My contact with his wife revealed that her already bad health had nearly taken her life and she had been devastated, as had a couple of their now adult children.
Now, the example just presented was not done for any other reason than to point out that what may appear to be the picture of moral, wholesome, living is not always the real picture.
In my many years of doing counseling, I’ve been intimately acquainted with many ministers from different denominational backgrounds and have never met another pastor whose life drifted as did this one.
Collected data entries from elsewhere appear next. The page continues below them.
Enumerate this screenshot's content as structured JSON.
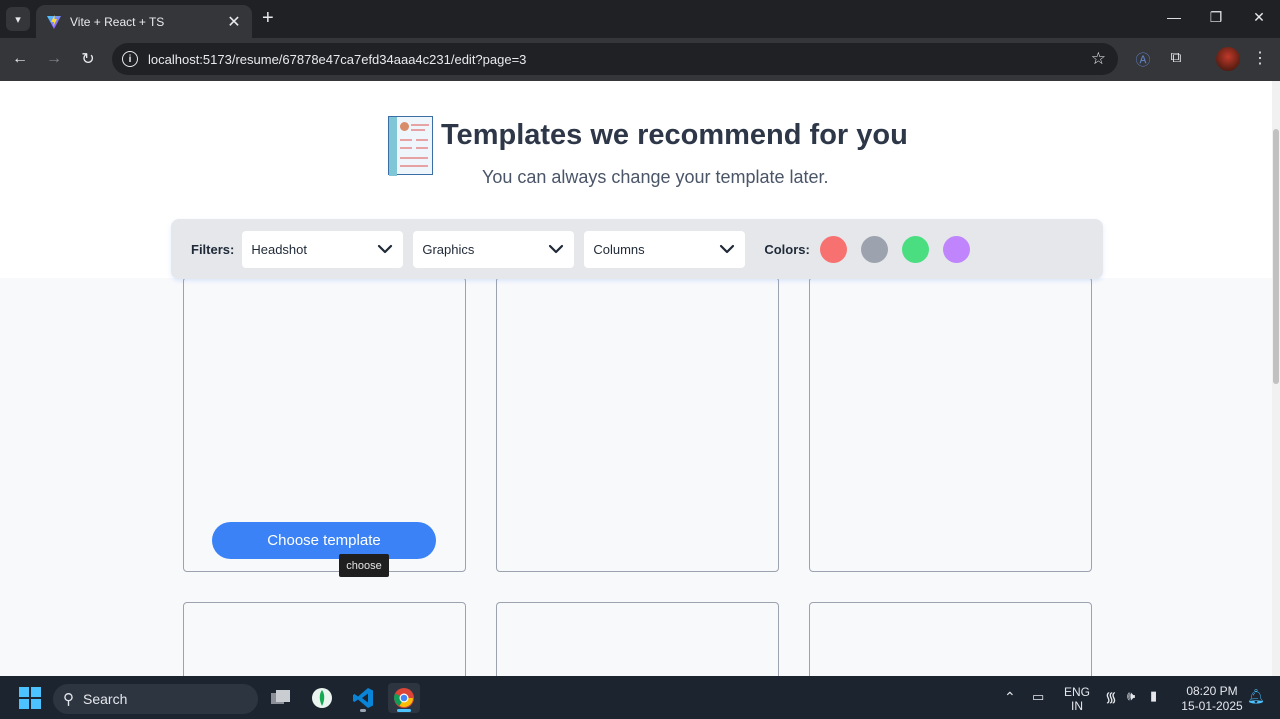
{
  "browser": {
    "tab_title": "Vite + React + TS",
    "new_tab_label": "+",
    "close_tab_label": "✕",
    "url": "localhost:5173/resume/67878e47ca7efd34aaa4c231/edit?page=3"
  },
  "page": {
    "title": "Templates we recommend for you",
    "subtitle": "You can always change your template later."
  },
  "filters": {
    "label": "Filters:",
    "selects": [
      {
        "value": "Headshot"
      },
      {
        "value": "Graphics"
      },
      {
        "value": "Columns"
      }
    ],
    "colors_label": "Colors:",
    "colors": [
      "#f87171",
      "#9ca3af",
      "#4ade80",
      "#c084fc"
    ]
  },
  "templates": {
    "choose_button_label": "Choose template",
    "tooltip": "choose"
  },
  "taskbar": {
    "search_label": "Search",
    "lang_top": "ENG",
    "lang_bottom": "IN",
    "time": "08:20 PM",
    "date": "15-01-2025"
  },
  "icons": [
    "tab-search-icon",
    "vite-favicon-icon",
    "back-icon",
    "forward-icon",
    "reload-icon",
    "site-info-icon",
    "bookmark-star-icon",
    "extension-icon",
    "profile-avatar",
    "menu-icon",
    "chevron-down-icon",
    "windows-start-icon",
    "search-icon",
    "task-view-icon",
    "mongodb-icon",
    "vscode-icon",
    "chrome-icon",
    "wifi-icon",
    "volume-icon",
    "battery-icon",
    "notification-bell-icon"
  ],
  "accent": "#3b82f6"
}
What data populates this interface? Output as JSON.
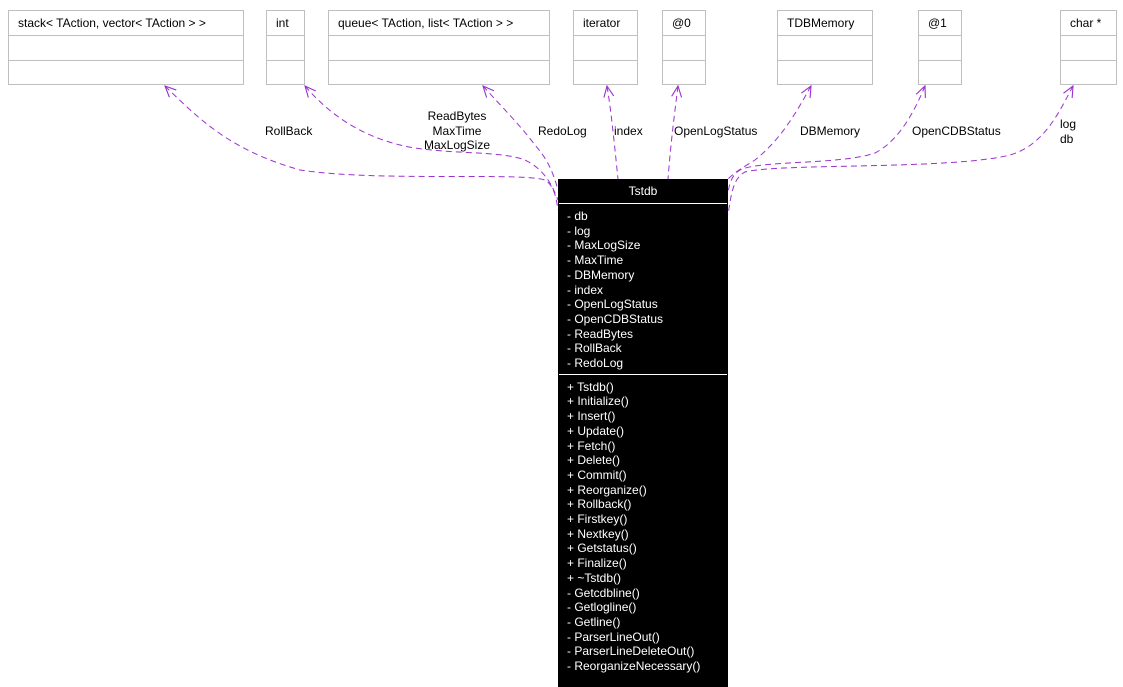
{
  "colors": {
    "edge": "#9a32cd",
    "box_border": "#bfbfbf",
    "main_bg": "#000000",
    "main_fg": "#ffffff"
  },
  "related_classes": [
    {
      "id": "stack",
      "name": "stack< TAction, vector< TAction > >"
    },
    {
      "id": "int",
      "name": "int"
    },
    {
      "id": "queue",
      "name": "queue< TAction, list< TAction > >"
    },
    {
      "id": "iterator",
      "name": "iterator"
    },
    {
      "id": "at0",
      "name": "@0"
    },
    {
      "id": "tdbmemory",
      "name": "TDBMemory"
    },
    {
      "id": "at1",
      "name": "@1"
    },
    {
      "id": "charptr",
      "name": "char *"
    }
  ],
  "edge_labels": {
    "stack": "RollBack",
    "int": [
      "ReadBytes",
      "MaxTime",
      "MaxLogSize"
    ],
    "queue": "RedoLog",
    "iterator": "index",
    "at0": "OpenLogStatus",
    "tdbmemory": "DBMemory",
    "at1": "OpenCDBStatus",
    "charptr": [
      "log",
      "db"
    ]
  },
  "main_class": {
    "name": "Tstdb",
    "attributes": [
      "- db",
      "- log",
      "- MaxLogSize",
      "- MaxTime",
      "- DBMemory",
      "- index",
      "- OpenLogStatus",
      "- OpenCDBStatus",
      "- ReadBytes",
      "- RollBack",
      "- RedoLog"
    ],
    "methods": [
      "+ Tstdb()",
      "+ Initialize()",
      "+ Insert()",
      "+ Update()",
      "+ Fetch()",
      "+ Delete()",
      "+ Commit()",
      "+ Reorganize()",
      "+ Rollback()",
      "+ Firstkey()",
      "+ Nextkey()",
      "+ Getstatus()",
      "+ Finalize()",
      "+ ~Tstdb()",
      "- Getcdbline()",
      "- Getlogline()",
      "- Getline()",
      "- ParserLineOut()",
      "- ParserLineDeleteOut()",
      "- ReorganizeNecessary()"
    ]
  }
}
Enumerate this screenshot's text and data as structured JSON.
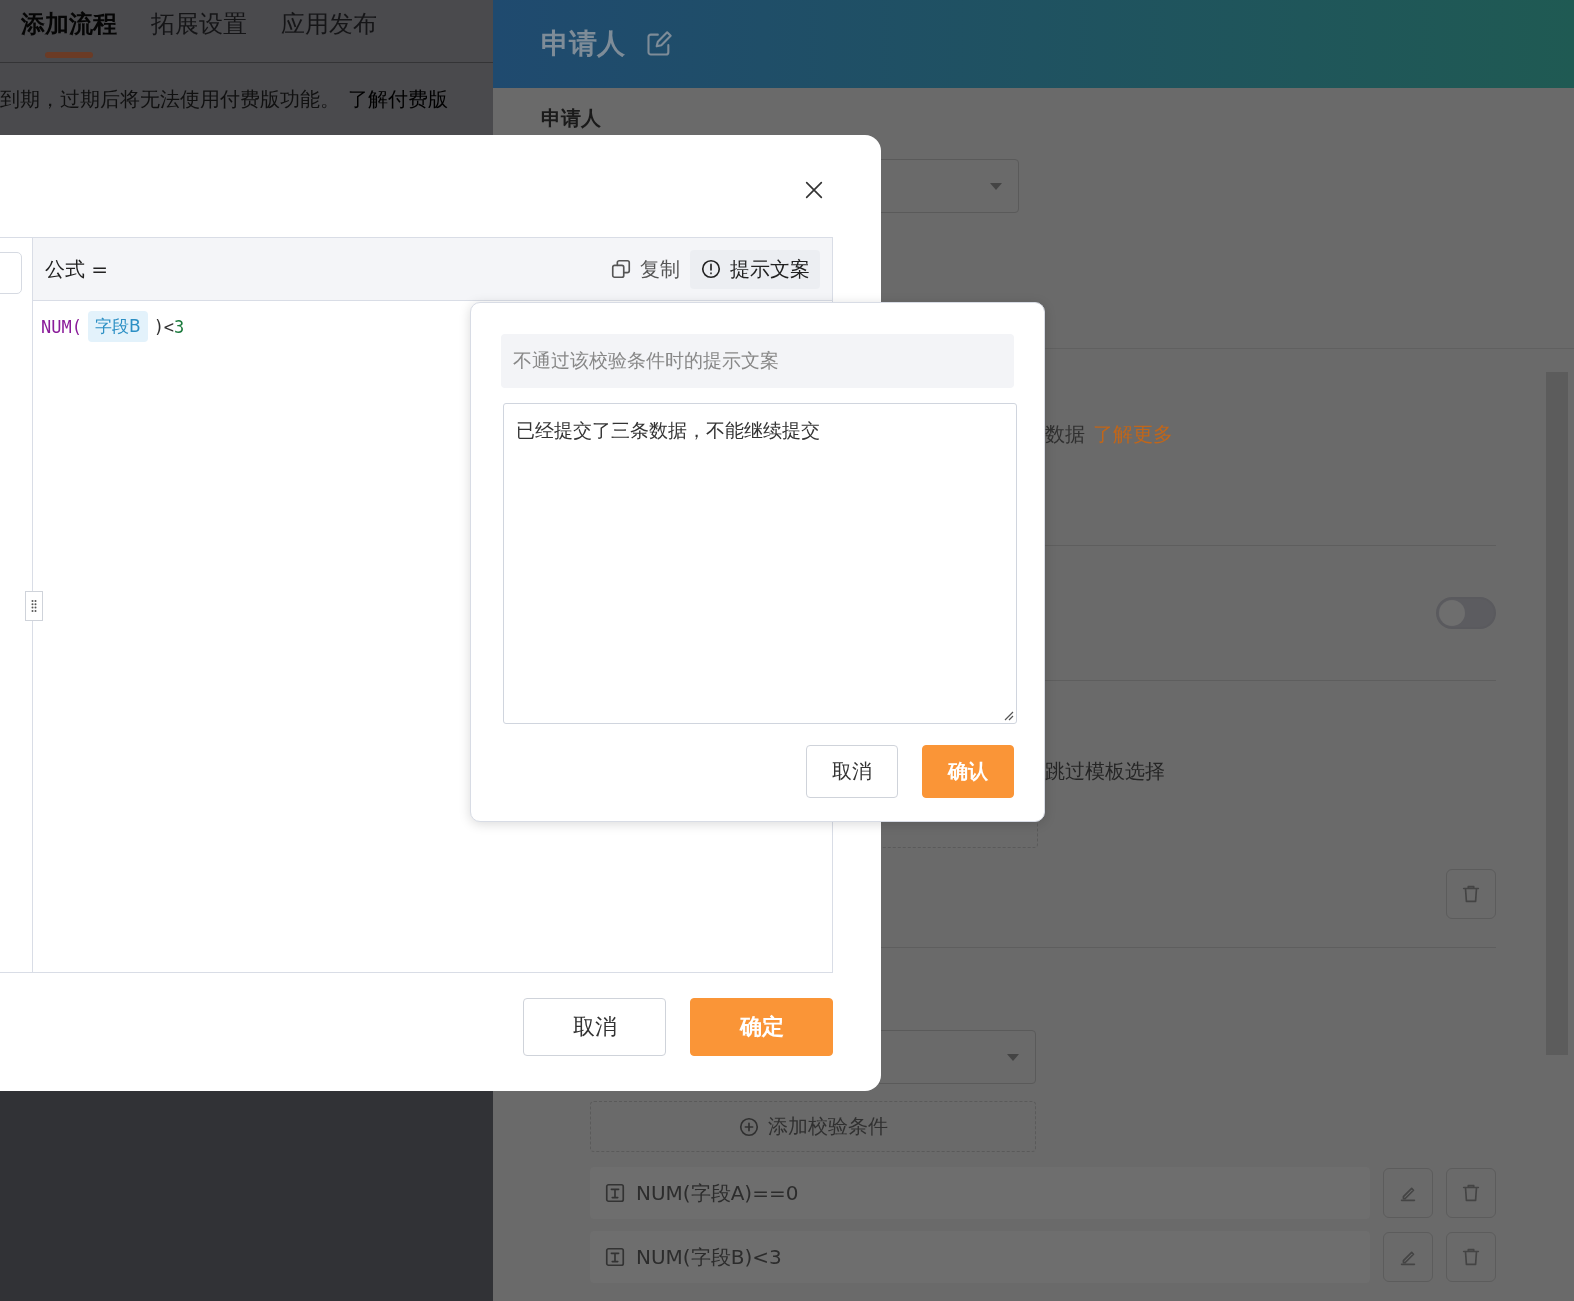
{
  "nav": {
    "tabs": [
      {
        "label": "添加流程",
        "selected": true
      },
      {
        "label": "拓展设置",
        "selected": false
      },
      {
        "label": "应用发布",
        "selected": false
      }
    ],
    "notice": {
      "text": "到期，过期后将无法使用付费版功能。",
      "link": "了解付费版"
    }
  },
  "panel": {
    "title": "申请人",
    "field_label": "申请人",
    "hint": {
      "text": "数据",
      "link": "了解更多"
    },
    "switch": {
      "on": false
    },
    "option_text": "跳过模板选择",
    "add_condition": "添加校验条件",
    "conditions": [
      {
        "text": "NUM(字段A)==0"
      },
      {
        "text": "NUM(字段B)<3"
      }
    ]
  },
  "formula_dialog": {
    "label": "公式 =",
    "actions": [
      {
        "label": "复制",
        "kind": "copy",
        "selected": false
      },
      {
        "label": "提示文案",
        "kind": "info",
        "selected": true
      }
    ],
    "tokens": [
      {
        "kind": "func",
        "text": "NUM("
      },
      {
        "kind": "field",
        "text": "字段B"
      },
      {
        "kind": "op",
        "text": ")<"
      },
      {
        "kind": "number",
        "text": "3"
      }
    ],
    "buttons": [
      {
        "label": "取消",
        "kind": "secondary"
      },
      {
        "label": "确定",
        "kind": "primary"
      }
    ]
  },
  "tip_popover": {
    "title": "不通过该校验条件时的提示文案",
    "message": "已经提交了三条数据，不能继续提交",
    "buttons": [
      {
        "label": "取消",
        "kind": "secondary"
      },
      {
        "label": "确认",
        "kind": "primary"
      }
    ]
  }
}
Most of those who are placed in positions of this type are very conscious of the responsibility placed on them.
What needs to be stated here is very important, namely what was written many years ago by some unknown author, and it reads like this:
“You can fool some of the people all the time, and you can fool all of the people some of the time, but you cannot fool all of the people all of the time, and, be careful, you cannot fool God any of the time.”
Now, please don’t take this as anything more than a gentle, kind, loving teaching to those of you who may gain some help from this.
Make sure that you, as a husband or wife, father or mother, continue to be the person you want to be known to be.
What I hope you will do, with what is an attempt at teaching a moral principle of life, is be genuine, be real, have no facades.
Break away from a false presentation, if that has happened in your life, and be willing to be all that God expects you to be, even with your flaws, deficiencies, weaknesses and certain traits, still in tact.
God doesn’t expect perfection, but expects an attempt to do what is right, just because it is right to do right.
Ask him to help you in this area of your life. You’ll be happy with the results for the effort made, and so will he, especially as you follow him in all your endeavors to be the real you. May God bless you for who you will attempt to be. Don’t quit in your efforts.